The stock price is stagnant
For me, impatience is a greater sin than skittishness. If you’re concerned that the price “hasn’t moved” in a while and you’re not getting immediate results after buying the stock, you need to reconsider why you invested in the first place. If you invested at the right price with the intention of being a long term holder, then you may have to endure a couple of years of stagnation. You will be rewarded in due time, but getting bored and selling the stock is no way to profit for the long haul.
Friday, August 13, 2010
Net-Net Idea: Defense Industries International (DFNS)
Test #1: Does It Make Money?
Like I said before, this is a small company, but a profitable one nonetheless. Over the past five years, it's averaged only about $15 million in revenue and a couple million in net profits and free cash flow. The growth isn't really anything to write home about either. Over those five years, revenues have grown by a total of about 55%, but the last year has shown a slowdown, naturally due to the poor condition of the worldwide economy. Also, it doesn't seem like a lot of these revenues are recurring, and the company is fairly dependent on business from the Israeli military.

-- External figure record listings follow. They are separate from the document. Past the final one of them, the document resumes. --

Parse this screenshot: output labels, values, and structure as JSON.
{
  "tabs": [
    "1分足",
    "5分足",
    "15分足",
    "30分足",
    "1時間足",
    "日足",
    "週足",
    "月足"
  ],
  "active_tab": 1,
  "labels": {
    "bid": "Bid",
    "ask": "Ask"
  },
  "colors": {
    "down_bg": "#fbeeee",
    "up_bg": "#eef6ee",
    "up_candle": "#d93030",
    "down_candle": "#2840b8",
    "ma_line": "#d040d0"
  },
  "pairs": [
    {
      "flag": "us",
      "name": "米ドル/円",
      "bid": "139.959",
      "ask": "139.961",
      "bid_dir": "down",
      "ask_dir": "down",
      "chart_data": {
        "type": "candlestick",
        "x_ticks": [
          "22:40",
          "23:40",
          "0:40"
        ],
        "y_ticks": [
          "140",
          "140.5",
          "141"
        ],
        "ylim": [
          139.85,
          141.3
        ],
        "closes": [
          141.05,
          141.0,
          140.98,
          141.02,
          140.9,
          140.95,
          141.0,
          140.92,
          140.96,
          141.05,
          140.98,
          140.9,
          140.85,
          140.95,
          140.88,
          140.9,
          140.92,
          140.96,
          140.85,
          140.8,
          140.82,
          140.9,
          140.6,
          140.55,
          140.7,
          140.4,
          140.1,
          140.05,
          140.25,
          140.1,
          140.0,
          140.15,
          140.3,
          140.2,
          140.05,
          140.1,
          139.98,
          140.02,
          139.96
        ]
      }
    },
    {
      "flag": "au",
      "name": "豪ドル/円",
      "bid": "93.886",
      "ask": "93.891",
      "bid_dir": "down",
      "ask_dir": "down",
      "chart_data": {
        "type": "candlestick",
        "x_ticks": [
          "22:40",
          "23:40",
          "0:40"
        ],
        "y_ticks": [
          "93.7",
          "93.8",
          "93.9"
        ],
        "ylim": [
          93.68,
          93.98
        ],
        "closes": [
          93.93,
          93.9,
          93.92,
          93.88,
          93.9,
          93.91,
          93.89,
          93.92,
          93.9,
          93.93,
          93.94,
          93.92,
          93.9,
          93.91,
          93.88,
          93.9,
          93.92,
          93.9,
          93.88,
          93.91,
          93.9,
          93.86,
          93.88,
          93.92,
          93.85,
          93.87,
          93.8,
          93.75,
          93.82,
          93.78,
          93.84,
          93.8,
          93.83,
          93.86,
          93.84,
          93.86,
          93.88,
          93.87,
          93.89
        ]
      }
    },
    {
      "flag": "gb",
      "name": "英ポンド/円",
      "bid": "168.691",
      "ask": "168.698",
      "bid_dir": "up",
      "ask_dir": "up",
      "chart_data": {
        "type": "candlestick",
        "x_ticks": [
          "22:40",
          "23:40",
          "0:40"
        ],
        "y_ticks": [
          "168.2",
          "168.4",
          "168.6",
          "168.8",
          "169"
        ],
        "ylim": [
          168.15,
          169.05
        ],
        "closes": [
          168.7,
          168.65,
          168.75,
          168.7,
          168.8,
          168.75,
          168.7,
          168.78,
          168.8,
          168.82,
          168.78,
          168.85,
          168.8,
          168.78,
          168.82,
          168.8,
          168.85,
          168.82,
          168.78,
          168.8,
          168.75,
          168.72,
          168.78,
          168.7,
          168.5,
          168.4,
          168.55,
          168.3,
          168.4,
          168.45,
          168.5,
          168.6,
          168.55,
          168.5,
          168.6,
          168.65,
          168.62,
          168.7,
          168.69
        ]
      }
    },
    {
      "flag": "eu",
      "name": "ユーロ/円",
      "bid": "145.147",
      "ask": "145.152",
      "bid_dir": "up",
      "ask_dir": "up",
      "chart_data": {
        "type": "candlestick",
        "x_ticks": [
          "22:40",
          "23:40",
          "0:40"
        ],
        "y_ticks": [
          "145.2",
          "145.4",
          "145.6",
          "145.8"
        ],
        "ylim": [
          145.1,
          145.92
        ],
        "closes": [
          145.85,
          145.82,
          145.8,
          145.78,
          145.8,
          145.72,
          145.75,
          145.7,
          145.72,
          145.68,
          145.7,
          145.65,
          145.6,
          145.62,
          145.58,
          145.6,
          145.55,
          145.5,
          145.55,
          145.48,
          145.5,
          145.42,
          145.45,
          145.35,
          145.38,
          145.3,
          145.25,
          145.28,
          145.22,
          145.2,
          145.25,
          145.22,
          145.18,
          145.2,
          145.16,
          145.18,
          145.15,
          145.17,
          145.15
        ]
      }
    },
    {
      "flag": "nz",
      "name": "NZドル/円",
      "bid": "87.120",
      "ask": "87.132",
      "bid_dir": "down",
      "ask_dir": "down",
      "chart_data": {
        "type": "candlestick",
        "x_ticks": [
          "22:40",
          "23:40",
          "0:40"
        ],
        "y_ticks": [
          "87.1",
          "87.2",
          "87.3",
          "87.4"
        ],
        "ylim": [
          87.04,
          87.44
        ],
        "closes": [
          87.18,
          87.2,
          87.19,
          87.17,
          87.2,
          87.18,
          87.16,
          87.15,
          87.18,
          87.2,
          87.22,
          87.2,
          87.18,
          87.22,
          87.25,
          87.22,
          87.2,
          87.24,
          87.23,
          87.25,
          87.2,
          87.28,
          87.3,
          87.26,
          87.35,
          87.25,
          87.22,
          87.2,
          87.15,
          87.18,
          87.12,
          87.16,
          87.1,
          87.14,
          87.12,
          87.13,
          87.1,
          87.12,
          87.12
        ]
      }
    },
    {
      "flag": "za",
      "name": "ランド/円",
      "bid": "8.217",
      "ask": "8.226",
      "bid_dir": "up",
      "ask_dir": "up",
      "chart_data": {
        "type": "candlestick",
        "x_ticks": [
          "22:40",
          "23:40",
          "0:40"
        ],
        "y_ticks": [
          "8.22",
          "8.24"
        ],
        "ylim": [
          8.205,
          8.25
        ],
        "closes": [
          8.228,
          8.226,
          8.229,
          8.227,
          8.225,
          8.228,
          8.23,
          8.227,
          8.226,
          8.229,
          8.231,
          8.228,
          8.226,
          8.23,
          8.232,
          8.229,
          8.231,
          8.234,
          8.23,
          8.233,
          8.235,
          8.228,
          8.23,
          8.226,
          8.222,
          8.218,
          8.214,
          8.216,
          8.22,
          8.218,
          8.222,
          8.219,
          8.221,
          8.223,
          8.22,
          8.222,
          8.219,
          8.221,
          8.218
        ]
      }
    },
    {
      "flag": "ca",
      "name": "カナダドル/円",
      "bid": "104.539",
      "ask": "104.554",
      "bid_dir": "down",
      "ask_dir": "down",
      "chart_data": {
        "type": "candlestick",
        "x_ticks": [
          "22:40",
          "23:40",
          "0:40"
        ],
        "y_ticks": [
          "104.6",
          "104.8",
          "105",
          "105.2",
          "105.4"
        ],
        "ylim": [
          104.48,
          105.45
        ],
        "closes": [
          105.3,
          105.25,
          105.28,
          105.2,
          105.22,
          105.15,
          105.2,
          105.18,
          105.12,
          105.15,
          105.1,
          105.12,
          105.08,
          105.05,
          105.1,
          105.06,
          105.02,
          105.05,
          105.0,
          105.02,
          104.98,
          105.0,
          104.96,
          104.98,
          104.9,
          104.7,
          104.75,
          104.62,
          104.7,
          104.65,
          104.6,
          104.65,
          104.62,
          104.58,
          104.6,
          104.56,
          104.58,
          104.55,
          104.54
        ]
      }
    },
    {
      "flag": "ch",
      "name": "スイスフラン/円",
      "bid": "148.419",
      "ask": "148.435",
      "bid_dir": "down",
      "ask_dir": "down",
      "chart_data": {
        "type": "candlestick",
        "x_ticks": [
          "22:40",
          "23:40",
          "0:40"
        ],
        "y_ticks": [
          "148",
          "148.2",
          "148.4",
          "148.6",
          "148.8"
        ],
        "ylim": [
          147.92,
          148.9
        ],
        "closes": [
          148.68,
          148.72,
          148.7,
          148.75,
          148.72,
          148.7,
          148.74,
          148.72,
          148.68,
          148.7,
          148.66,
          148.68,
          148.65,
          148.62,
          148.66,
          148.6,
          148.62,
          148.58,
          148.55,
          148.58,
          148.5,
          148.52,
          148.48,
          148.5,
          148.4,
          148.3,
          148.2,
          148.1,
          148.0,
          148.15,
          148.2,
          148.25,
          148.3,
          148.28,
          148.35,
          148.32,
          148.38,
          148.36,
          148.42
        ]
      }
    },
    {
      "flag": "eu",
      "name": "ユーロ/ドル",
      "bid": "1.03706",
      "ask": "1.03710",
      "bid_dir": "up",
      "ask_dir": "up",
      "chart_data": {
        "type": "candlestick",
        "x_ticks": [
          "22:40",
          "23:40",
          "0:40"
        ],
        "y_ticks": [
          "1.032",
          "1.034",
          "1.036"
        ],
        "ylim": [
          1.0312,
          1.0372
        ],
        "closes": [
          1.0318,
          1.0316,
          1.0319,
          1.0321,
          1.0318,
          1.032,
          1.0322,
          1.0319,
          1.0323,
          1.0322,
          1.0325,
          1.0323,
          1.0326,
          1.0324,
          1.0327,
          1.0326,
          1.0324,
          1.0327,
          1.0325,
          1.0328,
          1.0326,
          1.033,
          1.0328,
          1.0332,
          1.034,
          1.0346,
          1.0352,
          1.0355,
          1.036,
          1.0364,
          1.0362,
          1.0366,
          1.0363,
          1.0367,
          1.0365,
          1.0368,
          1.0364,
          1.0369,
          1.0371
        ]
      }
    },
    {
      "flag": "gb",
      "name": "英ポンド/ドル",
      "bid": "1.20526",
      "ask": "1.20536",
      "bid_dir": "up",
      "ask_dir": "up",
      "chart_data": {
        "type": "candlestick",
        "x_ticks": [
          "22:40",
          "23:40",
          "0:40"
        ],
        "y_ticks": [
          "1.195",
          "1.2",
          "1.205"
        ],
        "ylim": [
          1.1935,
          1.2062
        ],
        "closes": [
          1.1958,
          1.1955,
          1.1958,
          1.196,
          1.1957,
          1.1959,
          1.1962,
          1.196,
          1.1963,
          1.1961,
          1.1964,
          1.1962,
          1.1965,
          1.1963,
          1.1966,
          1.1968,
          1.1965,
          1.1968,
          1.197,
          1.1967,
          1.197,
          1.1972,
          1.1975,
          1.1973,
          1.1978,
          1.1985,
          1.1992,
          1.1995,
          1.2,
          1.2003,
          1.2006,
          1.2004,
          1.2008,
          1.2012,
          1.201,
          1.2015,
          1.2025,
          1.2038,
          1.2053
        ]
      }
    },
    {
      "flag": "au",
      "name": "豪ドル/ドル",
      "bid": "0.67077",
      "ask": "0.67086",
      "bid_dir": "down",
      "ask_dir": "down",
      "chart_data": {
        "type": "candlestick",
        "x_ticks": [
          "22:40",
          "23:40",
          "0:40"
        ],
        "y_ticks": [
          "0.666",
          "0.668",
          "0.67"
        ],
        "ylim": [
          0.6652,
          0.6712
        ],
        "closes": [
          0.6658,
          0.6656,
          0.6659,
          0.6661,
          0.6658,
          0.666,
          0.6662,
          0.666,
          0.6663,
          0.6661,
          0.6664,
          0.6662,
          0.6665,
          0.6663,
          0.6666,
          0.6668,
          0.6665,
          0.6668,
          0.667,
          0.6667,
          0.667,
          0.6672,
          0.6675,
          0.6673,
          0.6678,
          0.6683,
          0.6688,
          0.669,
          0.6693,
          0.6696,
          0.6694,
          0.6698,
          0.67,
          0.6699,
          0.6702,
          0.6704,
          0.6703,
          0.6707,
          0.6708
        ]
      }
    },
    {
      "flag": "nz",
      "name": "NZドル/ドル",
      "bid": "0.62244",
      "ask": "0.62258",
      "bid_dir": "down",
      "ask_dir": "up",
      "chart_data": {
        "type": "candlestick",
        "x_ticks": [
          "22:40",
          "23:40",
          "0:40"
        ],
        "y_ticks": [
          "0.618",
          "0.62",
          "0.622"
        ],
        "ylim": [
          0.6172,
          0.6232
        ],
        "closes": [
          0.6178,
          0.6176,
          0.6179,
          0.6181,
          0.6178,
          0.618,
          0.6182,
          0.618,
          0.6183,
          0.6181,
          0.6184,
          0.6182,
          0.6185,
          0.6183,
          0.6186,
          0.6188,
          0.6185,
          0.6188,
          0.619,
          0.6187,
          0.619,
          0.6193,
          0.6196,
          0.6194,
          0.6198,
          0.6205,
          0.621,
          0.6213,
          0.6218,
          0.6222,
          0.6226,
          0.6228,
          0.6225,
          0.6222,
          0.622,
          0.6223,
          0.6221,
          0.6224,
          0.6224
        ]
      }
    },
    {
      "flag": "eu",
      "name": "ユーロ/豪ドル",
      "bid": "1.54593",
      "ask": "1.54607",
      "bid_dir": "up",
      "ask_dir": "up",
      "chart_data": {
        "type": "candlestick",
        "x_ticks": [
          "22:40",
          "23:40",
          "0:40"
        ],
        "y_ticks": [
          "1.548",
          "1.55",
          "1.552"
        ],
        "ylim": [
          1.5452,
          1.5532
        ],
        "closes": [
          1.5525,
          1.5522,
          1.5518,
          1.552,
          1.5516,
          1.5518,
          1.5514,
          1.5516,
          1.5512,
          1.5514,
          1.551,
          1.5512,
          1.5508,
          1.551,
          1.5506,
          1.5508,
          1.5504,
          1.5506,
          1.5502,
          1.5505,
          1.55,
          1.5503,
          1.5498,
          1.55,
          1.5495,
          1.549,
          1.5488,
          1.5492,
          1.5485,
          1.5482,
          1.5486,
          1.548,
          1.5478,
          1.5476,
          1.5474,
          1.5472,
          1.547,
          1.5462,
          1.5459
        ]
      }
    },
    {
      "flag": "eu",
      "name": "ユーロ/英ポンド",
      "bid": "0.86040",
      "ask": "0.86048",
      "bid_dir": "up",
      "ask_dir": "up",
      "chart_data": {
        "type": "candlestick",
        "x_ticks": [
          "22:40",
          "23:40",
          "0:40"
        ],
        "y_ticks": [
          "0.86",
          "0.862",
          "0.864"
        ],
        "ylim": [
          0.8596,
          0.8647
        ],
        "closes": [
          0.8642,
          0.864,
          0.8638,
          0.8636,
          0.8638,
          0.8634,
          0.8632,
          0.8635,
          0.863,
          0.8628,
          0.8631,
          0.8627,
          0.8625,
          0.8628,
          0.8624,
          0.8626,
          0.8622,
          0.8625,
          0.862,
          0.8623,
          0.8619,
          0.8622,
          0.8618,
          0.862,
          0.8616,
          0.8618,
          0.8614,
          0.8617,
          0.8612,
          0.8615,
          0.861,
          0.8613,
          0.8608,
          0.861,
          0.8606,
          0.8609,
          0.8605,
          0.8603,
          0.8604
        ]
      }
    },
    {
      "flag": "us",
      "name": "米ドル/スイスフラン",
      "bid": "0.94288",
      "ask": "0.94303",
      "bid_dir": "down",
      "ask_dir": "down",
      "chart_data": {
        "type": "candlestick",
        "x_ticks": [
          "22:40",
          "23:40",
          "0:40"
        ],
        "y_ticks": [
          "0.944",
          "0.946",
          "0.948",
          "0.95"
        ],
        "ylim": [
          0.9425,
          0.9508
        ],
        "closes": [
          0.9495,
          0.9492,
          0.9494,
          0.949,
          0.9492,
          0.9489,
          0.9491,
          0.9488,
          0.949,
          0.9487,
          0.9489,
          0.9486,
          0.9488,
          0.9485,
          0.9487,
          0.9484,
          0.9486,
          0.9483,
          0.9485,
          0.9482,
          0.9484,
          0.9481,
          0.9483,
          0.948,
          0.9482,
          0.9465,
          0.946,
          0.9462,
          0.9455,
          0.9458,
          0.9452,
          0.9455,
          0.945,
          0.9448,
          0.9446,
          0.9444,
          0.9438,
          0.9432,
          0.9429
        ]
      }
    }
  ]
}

Test #2: Are The Assets Valuable?
In a word, yes. Defense Industries has about $14 million in current assets, half of which are cash or short term investments. It only has $4 million in inventory, which I highly doubt will become obsolete anytime soon. As far as liabilities, the company has about $5 million in total liabilities on its books, almost none of which is long term debt. In net-net terms, this leaves a net current asset value of anywhere between $6 million and $8 million, depending on how conservatively you want to value the assets.
Test #3: Is It On Sale?
As of recently, Defense Industries International has a market cap of under $3.4 million ($0.12 share price). With about $7 million in net current assets, a million in earnings, and some extra PP&E that wasn't included in the net asset calculation, it looks like this could be a steal.
Conclusion
Of course, rarely is a net-net a complete slam dunk. There are clearly huge risks with a stock like Defense Industries, even if it does look like a bargain from the financial statements. First and foremost, it is a miniscule company that is up against much larger competitors that sell the same if not superior quality products. Its revenue base is diverse, but that does not mean it is particularly strong. This could mean that the slim profits could quickly turn to losses, eroding those valuable cash reserves. Furthermore, the stock trades very thinly and has lately been in a very tight range. Shares might only change hands once or twice every other day. Additionally (and probably most troubling to outside investors), the chairman owns about 70% of the stock, so the company is essentially at her mercy.
However, I think that the company does have a potential catalyst. I believe that the fact that it is in Israel and sells to the military there offers some upside potential considering the country is seemingly in a perpetual state of war. This might not mean much, but I certainly believe this fact coupled with the enticing valuation warrants some additional research on Defense Industries International.